How did you get into music? I started at the American Boychoir School in Princeton in fifth grade, and I was classically trained as a vocalist. It's a professional boys' choir, so we toured all over the world and I had all these incredible experiences: we sang at Carnegie Hall when I was eleven—I met Paul McCartney there—we sang at Tanglewood. I've been singing pretty much all my life, but I picked up guitar in my junior year in high school, and now I play mostly popular music. I like the old stuff: John Prine; the Band; Bob Dylan; Crosby, Stills and Nash; Peter, Paul and Mary—sort of folk.

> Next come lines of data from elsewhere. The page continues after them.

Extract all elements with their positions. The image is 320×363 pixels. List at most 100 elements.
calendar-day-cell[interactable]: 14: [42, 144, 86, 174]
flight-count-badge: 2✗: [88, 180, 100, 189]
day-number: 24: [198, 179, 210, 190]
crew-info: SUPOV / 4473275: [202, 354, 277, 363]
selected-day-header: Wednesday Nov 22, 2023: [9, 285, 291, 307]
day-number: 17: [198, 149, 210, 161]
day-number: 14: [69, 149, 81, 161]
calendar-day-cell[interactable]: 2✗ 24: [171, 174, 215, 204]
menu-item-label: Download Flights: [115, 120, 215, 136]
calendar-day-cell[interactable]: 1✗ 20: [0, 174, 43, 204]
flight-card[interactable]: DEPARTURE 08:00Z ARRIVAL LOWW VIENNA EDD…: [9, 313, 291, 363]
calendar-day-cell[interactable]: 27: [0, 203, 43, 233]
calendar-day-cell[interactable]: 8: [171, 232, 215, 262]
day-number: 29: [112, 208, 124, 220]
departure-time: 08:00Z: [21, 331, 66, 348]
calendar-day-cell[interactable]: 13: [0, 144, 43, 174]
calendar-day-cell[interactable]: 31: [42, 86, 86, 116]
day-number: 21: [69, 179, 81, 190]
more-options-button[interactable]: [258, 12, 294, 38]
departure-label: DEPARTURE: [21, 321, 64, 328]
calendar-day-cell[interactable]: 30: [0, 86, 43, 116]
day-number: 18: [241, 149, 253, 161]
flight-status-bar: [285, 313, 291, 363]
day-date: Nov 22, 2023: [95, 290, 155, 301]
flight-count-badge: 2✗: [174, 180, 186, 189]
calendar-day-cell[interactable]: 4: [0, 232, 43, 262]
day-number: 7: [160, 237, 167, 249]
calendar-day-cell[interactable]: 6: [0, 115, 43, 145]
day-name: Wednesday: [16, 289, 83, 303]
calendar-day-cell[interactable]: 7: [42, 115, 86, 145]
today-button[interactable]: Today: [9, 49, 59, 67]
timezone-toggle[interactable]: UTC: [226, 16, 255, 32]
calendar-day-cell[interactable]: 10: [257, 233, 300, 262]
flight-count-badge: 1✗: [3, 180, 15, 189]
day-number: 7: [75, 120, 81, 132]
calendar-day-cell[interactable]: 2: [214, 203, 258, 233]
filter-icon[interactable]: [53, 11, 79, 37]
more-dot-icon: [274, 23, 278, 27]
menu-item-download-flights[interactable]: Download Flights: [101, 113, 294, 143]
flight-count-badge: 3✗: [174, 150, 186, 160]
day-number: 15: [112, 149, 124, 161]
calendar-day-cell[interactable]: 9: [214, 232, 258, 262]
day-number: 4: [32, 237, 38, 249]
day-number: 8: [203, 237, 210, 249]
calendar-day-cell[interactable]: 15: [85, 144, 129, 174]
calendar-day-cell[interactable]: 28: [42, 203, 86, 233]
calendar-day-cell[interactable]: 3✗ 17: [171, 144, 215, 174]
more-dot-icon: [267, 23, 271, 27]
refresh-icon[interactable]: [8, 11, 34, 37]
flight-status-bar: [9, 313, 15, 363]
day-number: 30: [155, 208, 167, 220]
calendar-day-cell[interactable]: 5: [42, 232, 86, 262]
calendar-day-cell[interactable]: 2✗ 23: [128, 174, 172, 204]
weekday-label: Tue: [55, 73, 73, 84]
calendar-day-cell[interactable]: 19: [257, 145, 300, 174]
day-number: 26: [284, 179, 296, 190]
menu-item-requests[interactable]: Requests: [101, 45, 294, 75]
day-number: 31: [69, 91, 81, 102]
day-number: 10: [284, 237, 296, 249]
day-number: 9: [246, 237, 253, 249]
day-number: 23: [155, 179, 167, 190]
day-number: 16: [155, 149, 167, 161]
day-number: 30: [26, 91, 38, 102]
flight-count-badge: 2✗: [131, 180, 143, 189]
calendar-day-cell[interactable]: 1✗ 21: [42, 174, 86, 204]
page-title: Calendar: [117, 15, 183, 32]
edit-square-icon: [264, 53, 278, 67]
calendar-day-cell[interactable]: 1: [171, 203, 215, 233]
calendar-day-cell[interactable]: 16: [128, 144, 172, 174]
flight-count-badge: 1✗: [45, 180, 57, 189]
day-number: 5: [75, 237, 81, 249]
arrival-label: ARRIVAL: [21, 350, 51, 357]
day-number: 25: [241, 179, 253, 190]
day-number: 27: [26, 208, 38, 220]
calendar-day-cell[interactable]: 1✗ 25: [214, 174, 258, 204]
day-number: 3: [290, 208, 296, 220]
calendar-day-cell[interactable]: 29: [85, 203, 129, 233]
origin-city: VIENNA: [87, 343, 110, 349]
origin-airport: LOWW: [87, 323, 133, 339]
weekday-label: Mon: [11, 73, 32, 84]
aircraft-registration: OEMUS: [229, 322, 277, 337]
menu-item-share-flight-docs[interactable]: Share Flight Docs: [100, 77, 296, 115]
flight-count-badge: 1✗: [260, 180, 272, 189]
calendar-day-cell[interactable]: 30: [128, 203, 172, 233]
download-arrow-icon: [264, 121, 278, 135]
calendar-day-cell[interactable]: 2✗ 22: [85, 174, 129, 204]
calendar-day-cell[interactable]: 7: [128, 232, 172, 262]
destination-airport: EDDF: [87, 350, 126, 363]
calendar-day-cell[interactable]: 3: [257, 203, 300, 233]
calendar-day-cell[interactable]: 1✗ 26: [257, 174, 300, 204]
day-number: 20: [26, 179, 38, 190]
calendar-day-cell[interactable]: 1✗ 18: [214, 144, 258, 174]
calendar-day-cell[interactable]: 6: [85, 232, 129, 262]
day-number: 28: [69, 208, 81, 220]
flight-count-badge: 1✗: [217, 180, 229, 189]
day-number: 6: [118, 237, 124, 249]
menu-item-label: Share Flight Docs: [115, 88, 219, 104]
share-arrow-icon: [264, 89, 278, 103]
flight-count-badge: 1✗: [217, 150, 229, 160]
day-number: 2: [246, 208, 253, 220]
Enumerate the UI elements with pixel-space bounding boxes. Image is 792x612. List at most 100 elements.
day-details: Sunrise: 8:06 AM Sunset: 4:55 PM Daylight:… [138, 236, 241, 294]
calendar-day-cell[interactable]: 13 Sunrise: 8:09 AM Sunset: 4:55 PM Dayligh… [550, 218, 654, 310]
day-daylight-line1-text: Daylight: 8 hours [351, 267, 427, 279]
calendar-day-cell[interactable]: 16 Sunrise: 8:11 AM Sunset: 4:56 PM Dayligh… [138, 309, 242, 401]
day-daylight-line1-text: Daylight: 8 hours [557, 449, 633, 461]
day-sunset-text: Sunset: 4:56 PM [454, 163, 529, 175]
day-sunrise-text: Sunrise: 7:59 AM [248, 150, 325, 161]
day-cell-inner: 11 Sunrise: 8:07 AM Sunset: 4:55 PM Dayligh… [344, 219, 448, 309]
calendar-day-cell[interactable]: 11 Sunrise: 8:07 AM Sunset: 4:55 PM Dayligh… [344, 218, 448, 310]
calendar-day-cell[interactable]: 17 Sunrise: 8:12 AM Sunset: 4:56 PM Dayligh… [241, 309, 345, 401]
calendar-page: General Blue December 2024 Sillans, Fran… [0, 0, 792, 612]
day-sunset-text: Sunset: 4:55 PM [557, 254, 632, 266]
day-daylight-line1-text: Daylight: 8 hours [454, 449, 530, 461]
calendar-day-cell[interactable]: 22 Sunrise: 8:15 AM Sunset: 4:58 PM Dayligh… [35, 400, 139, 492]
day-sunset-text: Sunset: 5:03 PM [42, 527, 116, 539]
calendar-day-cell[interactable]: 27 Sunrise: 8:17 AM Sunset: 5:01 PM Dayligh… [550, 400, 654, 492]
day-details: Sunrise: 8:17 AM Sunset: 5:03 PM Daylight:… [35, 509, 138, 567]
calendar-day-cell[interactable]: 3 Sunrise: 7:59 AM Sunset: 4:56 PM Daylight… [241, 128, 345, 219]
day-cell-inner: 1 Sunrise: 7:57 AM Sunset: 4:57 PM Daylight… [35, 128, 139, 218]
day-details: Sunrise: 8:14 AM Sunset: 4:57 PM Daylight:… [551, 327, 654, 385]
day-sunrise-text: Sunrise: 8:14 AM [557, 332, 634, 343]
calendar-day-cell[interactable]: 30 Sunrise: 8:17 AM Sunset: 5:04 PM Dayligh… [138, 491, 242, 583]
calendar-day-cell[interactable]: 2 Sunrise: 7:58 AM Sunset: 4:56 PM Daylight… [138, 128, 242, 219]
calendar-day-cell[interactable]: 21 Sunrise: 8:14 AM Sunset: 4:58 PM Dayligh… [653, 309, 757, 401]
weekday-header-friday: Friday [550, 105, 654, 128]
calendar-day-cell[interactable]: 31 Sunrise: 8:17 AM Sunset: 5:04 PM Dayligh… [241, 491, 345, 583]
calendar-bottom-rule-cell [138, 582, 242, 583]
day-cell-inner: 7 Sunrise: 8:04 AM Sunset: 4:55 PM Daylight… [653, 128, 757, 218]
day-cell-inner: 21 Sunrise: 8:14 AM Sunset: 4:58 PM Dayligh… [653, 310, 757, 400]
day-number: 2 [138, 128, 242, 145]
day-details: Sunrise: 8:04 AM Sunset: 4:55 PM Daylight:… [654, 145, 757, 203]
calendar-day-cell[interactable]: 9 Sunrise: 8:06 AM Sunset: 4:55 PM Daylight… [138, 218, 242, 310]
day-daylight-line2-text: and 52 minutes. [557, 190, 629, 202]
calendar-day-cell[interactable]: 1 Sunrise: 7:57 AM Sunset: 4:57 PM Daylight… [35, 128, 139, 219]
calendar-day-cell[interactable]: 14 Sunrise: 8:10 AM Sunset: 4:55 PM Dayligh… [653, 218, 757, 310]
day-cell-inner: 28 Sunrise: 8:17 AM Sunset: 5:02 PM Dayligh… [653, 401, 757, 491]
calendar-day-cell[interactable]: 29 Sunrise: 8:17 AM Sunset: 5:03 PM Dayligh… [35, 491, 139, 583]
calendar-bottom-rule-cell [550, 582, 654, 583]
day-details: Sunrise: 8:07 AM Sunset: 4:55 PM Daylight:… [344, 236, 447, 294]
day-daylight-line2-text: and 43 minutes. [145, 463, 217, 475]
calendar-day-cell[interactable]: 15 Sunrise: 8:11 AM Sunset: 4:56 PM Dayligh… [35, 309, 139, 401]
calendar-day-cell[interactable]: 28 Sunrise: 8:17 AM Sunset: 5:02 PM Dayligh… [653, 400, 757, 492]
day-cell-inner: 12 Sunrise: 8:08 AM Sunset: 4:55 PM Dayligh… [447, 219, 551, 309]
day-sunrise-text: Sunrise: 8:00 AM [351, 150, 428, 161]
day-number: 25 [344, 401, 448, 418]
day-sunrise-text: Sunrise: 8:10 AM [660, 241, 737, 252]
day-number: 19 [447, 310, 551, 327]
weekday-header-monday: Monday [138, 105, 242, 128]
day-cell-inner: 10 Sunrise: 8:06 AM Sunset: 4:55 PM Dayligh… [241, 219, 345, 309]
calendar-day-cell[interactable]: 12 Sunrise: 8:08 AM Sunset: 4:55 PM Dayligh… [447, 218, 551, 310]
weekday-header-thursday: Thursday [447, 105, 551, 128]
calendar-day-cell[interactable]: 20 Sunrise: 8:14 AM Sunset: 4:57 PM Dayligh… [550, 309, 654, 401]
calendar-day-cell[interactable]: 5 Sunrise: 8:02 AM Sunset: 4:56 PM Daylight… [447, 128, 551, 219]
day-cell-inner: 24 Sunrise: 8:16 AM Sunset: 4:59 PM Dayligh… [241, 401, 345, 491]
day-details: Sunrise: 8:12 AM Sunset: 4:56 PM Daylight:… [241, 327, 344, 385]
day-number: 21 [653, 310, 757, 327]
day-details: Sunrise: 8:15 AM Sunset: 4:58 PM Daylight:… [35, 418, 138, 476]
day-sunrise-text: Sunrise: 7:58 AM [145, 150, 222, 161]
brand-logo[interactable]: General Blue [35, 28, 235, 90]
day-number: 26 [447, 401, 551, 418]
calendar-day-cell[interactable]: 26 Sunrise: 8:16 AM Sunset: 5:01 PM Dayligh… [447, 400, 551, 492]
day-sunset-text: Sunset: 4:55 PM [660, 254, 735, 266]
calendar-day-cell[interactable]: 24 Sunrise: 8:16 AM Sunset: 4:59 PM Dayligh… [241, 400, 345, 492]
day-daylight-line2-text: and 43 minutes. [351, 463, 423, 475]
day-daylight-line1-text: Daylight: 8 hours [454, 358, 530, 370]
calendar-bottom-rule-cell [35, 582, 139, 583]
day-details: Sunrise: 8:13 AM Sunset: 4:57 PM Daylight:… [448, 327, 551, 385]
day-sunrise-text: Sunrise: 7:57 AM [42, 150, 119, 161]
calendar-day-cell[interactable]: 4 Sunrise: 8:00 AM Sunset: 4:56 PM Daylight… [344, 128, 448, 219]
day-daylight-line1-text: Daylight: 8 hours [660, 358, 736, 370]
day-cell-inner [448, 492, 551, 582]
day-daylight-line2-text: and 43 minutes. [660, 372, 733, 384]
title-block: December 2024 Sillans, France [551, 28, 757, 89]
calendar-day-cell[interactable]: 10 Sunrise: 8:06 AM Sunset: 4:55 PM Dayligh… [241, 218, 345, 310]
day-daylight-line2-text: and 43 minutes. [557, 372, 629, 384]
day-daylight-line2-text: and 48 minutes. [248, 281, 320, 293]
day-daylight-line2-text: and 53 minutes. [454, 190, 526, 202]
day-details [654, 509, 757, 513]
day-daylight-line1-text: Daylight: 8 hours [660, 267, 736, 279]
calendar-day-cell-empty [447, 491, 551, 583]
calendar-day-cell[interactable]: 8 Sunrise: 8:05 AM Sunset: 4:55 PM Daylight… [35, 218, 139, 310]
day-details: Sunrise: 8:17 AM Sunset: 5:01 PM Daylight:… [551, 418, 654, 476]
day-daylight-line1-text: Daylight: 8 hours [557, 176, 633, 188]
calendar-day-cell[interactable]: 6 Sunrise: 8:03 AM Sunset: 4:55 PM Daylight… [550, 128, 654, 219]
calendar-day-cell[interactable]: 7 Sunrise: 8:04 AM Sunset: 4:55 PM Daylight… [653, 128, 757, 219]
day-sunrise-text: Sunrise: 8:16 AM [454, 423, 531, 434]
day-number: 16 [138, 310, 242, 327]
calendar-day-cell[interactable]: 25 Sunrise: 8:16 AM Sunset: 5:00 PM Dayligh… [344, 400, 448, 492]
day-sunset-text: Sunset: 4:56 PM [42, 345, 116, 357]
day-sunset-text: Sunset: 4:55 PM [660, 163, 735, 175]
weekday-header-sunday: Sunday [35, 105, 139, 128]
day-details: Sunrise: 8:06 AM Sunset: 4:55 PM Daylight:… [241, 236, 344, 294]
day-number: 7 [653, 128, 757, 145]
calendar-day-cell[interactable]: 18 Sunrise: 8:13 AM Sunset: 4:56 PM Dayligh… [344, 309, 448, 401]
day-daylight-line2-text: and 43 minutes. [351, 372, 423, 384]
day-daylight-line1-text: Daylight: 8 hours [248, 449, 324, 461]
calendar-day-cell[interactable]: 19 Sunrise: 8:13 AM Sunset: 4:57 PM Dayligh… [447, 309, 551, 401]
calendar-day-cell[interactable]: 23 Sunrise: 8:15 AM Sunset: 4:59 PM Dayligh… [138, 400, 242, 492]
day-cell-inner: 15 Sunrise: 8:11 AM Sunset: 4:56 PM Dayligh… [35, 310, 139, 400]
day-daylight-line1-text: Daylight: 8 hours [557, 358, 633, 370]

What's the most memorable modeling job you've had? So far it was definitely opening the Patrik Ervell show. Going into it, I didn't even know that being the first model out was a big deal. I had a little bit of adrenaline walking out onto the runway with all the lights and everything, but I've been on many stages, so it wasn't scary, it was just fun.
What's been the most surprising thing about the modeling industry? I came in very ignorant about how this industry works, and I guess the most surprising thing was that I didn't start making money right away. I was not particularly ready for that, but that's how it works. I'm used to doing a job and either getting paid for it or getting paid in some fashion, like room and board, but here you've got to put in a lot of time and work, running around the city for castings, doing all of this, not knowing if you'll get anything out of it. I'm grateful though, because I've gotten a lot out of it so far.
What's the best piece of advice you've ever been given? When I was in my junior and senior years in high school, I struggled a lot because of personal and family issues. My English teacher really mentored me and helped me through some hard times, and I guess the best piece of advice he gave me was to set a goal, something to look forward to, and then put your head down and work hard until you get to that goal. In my junior year I decided to take a gap year and go to Monteverde, and just having that goal and something to look forward to and work toward really made those last two years of school bearable.